El intento fallido de la Unión por el Mediterráneo
En lo que respecta a la Unión por el Mediterráneo (UpM), se podría decir que estuvo marcada por una falta de efectividad desde el momento mismo de su nacimiento. En primer lugar, porque el paso hacia la UpM no resultaba un proceso lógico que hubiera sido necesario por el desgaste de su antecesor. Al contrario, la creación de la UpM parecía responder al deseo del presidente francés, Nicolás Sarkozy, de dejar una impronta reconocible en la presidencia de la UE que su país ostentaba durante el segundo semestre de 2008. En líneas generales, la UpM recogía los objetivos de Barcelona, si bien los aumentaba estableciendo seis nuevas áreas de prioridad (descontaminación del Mediterráneo, autopistas del mar y terrestres, protección civil, energías alternativas, enseñanza superior e investigación, e iniciativa de desarrollo empresarial), y ampliaba el radio de acción a cuatro nuevos países. La grandeur de la France. Estructuralmente, la UpM aportaba una presidencia conjunta, destinada a ganar la credibilidad de sus socios del sur, si bien colocar a Hosni Mubarak en la copresidencia inicial fuera un ejemplo más de ese doble rasero mencionado anteriormente, y un secretariado con sede en Barcelona, que contribuiría a dotar de visibilidad a la institución.
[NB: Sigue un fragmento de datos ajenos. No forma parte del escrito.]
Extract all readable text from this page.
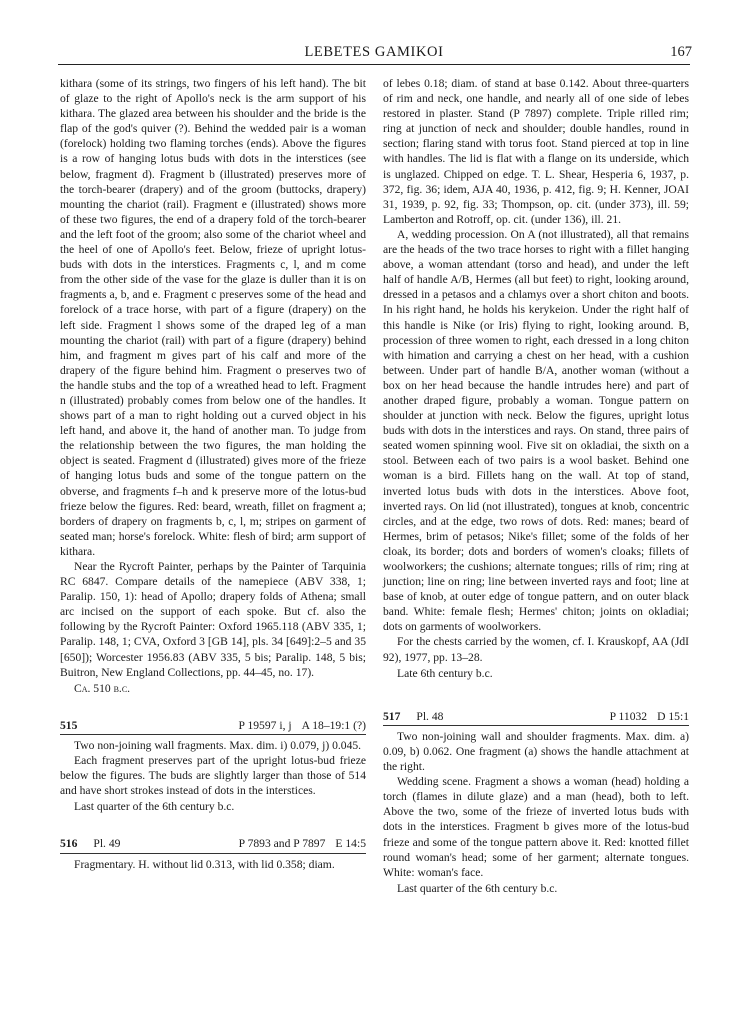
LEBETES GAMIKOI	167

kithara (some of its strings, two fingers of his left hand). The bit of glaze to the right of Apollo's neck is the arm support of his kithara. The glazed area between his shoulder and the bride is the flap of the god's quiver (?). Behind the wedded pair is a woman (forelock) holding two flaming torches (ends). Above the figures is a row of hanging lotus buds with dots in the interstices (see below, fragment d). Fragment b (illustrated) preserves more of the torch-bearer (drapery) and of the groom (buttocks, drapery) mounting the chariot (rail). Fragment e (illustrated) shows more of these two figures, the end of a drapery fold of the torch-bearer and the left foot of the groom; also some of the chariot wheel and the heel of one of Apollo's feet. Below, frieze of upright lotus-buds with dots in the interstices. Fragments c, l, and m come from the other side of the vase for the glaze is duller than it is on fragments a, b, and e. Fragment c preserves some of the head and forelock of a trace horse, with part of a figure (drapery) on the left side. Fragment l shows some of the draped leg of a man mounting the chariot (rail) with part of a figure (drapery) behind him, and fragment m gives part of his calf and more of the drapery of the figure behind him. Fragment o preserves two of the handle stubs and the top of a wreathed head to left. Fragment n (illustrated) probably comes from below one of the handles. It shows part of a man to right holding out a curved object in his left hand, and above it, the hand of another man. To judge from the relationship between the two figures, the man holding the object is seated. Fragment d (illustrated) gives more of the frieze of hanging lotus buds and some of the tongue pattern on the obverse, and fragments f–h and k preserve more of the lotus-bud frieze below the figures. Red: beard, wreath, fillet on fragment a; borders of drapery on fragments b, c, l, m; stripes on garment of seated man; horse's forelock. White: flesh of bird; arm support of kithara.

Near the Rycroft Painter, perhaps by the Painter of Tarquinia RC 6847. Compare details of the namepiece (ABV 338, 1; Paralip. 150, 1): head of Apollo; drapery folds of Athena; small arc incised on the support of each spoke. But cf. also the following by the Rycroft Painter: Oxford 1965.118 (ABV 335, 1; Paralip. 148, 1; CVA, Oxford 3 [GB 14], pls. 34 [649]:2–5 and 35 [650]); Worcester 1956.83 (ABV 335, 5 bis; Paralip. 148, 5 bis; Buitron, New England Collections, pp. 44–45, no. 17).

Ca. 510 b.c.

515	P 19597 i, j A 18–19:1 (?)

Two non-joining wall fragments. Max. dim. i) 0.079, j) 0.045.

Each fragment preserves part of the upright lotus-bud frieze below the figures. The buds are slightly larger than those of 514 and have short strokes instead of dots in the interstices.

Last quarter of the 6th century b.c.

516 Pl. 49	P 7893 and P 7897 E 14:5

Fragmentary. H. without lid 0.313, with lid 0.358; diam.

of lebes 0.18; diam. of stand at base 0.142. About three-quarters of rim and neck, one handle, and nearly all of one side of lebes restored in plaster. Stand (P 7897) complete. Triple rilled rim; ring at junction of neck and shoulder; double handles, round in section; flaring stand with torus foot. Stand pierced at top in line with handles. The lid is flat with a flange on its underside, which is unglazed. Chipped on edge. T. L. Shear, Hesperia 6, 1937, p. 372, fig. 36; idem, AJA 40, 1936, p. 412, fig. 9; H. Kenner, JOAI 31, 1939, p. 92, fig. 33; Thompson, op. cit. (under 373), ill. 59; Lamberton and Rotroff, op. cit. (under 136), ill. 21.

A, wedding procession. On A (not illustrated), all that remains are the heads of the two trace horses to right with a fillet hanging above, a woman attendant (torso and head), and under the left half of handle A/B, Hermes (all but feet) to right, looking around, dressed in a petasos and a chlamys over a short chiton and boots. In his right hand, he holds his kerykeion. Under the right half of this handle is Nike (or Iris) flying to right, looking around. B, procession of three women to right, each dressed in a long chiton with himation and carrying a chest on her head, with a cushion between. Under part of handle B/A, another woman (without a box on her head because the handle intrudes here) and part of another draped figure, probably a woman. Tongue pattern on shoulder at junction with neck. Below the figures, upright lotus buds with dots in the interstices and rays. On stand, three pairs of seated women spinning wool. Five sit on okladiai, the sixth on a stool. Between each of two pairs is a wool basket. Behind one woman is a bird. Fillets hang on the wall. At top of stand, inverted lotus buds with dots in the interstices. Above foot, inverted rays. On lid (not illustrated), tongues at knob, concentric circles, and at the edge, two rows of dots. Red: manes; beard of Hermes, brim of petasos; Nike's fillet; some of the folds of her cloak, its border; dots and borders of women's cloaks; fillets of woolworkers; the cushions; alternate tongues; rills of rim; ring at junction; line on ring; line between inverted rays and foot; line at base of knob, at outer edge of tongue pattern, and on outer black band. White: female flesh; Hermes' chiton; joints on okladiai; dots on garments of woolworkers.

For the chests carried by the women, cf. I. Krauskopf, AA (JdI 92), 1977, pp. 13–28.

Late 6th century b.c.

517 Pl. 48	P 11032 D 15:1

Two non-joining wall and shoulder fragments. Max. dim. a) 0.09, b) 0.062. One fragment (a) shows the handle attachment at the right.

Wedding scene. Fragment a shows a woman (head) holding a torch (flames in dilute glaze) and a man (head), both to left. Above the two, some of the frieze of inverted lotus buds with dots in the interstices. Fragment b gives more of the lotus-bud frieze and some of the tongue pattern above it. Red: knotted fillet round woman's head; some of her garment; alternate tongues. White: woman's face.

Last quarter of the 6th century b.c.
El balance de estos cuatro años de existencia es, sin embargo, moderado. De los seis proyectos establecidos sólo hay tímidos avances en relación al plan solar mediterráneo y en la construcción de la autovía que une Túnez, Argelia y Marruecos, si bien este último debe hacer frente a las disputas fronterizas entre argelinos y marroquíes. La visibilidad pretendida apenas se ha logrado. Las tareas del Secretariado pasan un tanto desapercibidas al público general al igual que ocurre con las actividades del resto de instituciones. Pese a ello, la UpM continúa disfrutando del apoyo de la UE y de los diversos estados miembros. De hecho, en los últimas semanas el secretario general, Fathallah Sijilmissi, ha recibido el apoyo de la Comisión, que recientemente se hiciera cargo de la copresidencia norte, de Egipto y de Francia en sendas reuniones con sus ministros del exterior.
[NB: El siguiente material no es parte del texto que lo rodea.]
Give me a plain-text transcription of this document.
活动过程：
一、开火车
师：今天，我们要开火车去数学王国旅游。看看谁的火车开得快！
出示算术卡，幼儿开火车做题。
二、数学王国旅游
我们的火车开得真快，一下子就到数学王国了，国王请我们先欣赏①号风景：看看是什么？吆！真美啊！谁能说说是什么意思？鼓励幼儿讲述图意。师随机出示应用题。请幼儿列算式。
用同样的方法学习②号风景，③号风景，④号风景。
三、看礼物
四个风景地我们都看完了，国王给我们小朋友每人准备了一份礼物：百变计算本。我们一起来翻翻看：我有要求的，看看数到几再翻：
El estallido de las revueltas árabes obligó a repensar la política europea hacia la región. En primer lugar, porque se puso de manifiesto la enorme distancia existente entre lo que se prescribía desde los despachos europeos y lo que exigían las sociedades sureñas. Era el momento de pensar en alternativas que tuvieran en cuenta las demandas de la ciudadanía. La respuesta europea llegó en forma de un Partenariado por la Democracia y la Prosperidad compartida con el Sur del Mediterráneo, partenariado que si bien incluía ciertas novedades, no se alejaba demasiado de los modelos de actuación anteriores.
Pero, ¿por qué no se han producido avances significativos en ningún caso?
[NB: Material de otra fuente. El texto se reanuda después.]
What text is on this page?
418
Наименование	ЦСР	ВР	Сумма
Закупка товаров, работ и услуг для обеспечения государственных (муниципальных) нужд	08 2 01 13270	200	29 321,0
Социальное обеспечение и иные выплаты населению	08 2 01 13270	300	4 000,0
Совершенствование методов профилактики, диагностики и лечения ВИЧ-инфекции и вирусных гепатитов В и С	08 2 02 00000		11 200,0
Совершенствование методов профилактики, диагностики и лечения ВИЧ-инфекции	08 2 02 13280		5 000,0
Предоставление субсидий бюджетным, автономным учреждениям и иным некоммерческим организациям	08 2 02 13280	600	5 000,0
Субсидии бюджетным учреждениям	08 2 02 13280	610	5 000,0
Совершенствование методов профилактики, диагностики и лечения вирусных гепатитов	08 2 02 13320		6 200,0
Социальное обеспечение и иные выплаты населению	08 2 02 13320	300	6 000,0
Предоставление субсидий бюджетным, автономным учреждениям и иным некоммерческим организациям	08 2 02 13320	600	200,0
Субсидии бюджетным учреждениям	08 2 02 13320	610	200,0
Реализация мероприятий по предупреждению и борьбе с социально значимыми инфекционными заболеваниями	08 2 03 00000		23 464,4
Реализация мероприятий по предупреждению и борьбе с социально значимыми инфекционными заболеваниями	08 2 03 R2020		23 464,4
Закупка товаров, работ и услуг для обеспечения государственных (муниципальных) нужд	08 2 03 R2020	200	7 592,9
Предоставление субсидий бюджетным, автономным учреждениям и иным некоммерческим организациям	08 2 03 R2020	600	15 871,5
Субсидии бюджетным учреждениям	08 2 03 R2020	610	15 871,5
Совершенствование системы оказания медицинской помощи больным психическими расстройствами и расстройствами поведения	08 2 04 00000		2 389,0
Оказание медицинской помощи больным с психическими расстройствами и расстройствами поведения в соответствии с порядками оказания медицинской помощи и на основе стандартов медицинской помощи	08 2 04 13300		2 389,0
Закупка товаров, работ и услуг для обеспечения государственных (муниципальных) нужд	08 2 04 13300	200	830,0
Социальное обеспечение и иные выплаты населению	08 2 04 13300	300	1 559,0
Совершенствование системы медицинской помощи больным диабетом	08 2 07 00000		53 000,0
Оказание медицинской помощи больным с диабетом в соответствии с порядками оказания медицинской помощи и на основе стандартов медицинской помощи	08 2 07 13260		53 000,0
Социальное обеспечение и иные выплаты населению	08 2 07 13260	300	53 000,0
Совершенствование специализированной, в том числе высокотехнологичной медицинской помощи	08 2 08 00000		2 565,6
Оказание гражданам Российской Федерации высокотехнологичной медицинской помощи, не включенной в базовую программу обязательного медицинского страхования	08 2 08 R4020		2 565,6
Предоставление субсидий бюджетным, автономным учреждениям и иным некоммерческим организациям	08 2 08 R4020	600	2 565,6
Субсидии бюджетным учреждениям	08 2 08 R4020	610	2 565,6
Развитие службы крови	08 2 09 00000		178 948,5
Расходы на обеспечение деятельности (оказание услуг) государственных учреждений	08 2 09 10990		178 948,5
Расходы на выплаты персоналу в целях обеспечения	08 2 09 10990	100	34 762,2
La primavera árabe y su evolución marcaron la agenda de la última reunión de la Asamblea Parlamentaria de la UpM celebrada en Rabat los pasados 24 y 25 de marzo. Sobre la mesa temas como el replanteamiento de la asociación euromediterránea o el papel de jóvenes y mujeres en el proceso de democratización de la región. Las palabras del presidente del Parlamento Europeo, Martin Schultz, acertaron en el análisis: «el apoyo de la UE a las reformas democráticas en la región mediterránea necesita ir acompañado de acciones tangibles».
En efecto, la falta de resultados tangibles ha supuesto siempre un lastre para las políticas europeas hacia la región. En su conjunto, todas las iniciativas conllevan una misma lectura: todos ellas tratan de abarcar mucho sin tener los instrumentos ni la voluntad necesarios para poder conseguirlo. Tratándose de temas tan complejos y de una región a su vez extremadamente compleja, quizás fuera mejor tratar los asuntos uno a uno. Esto no quiere decir que se desasocien los diversos pilares, lo cual, por otra parte, sería erróneo puesto que es más que evidente la interrelación existente entre los diferentes componentes políticos, sociales, económicos y culturales. Se trataría más bien de crear agendas factibles elaboradas conforme a unas posibilidades realistas en términos de financiación, personal, voluntad política y apoyo ciudadano.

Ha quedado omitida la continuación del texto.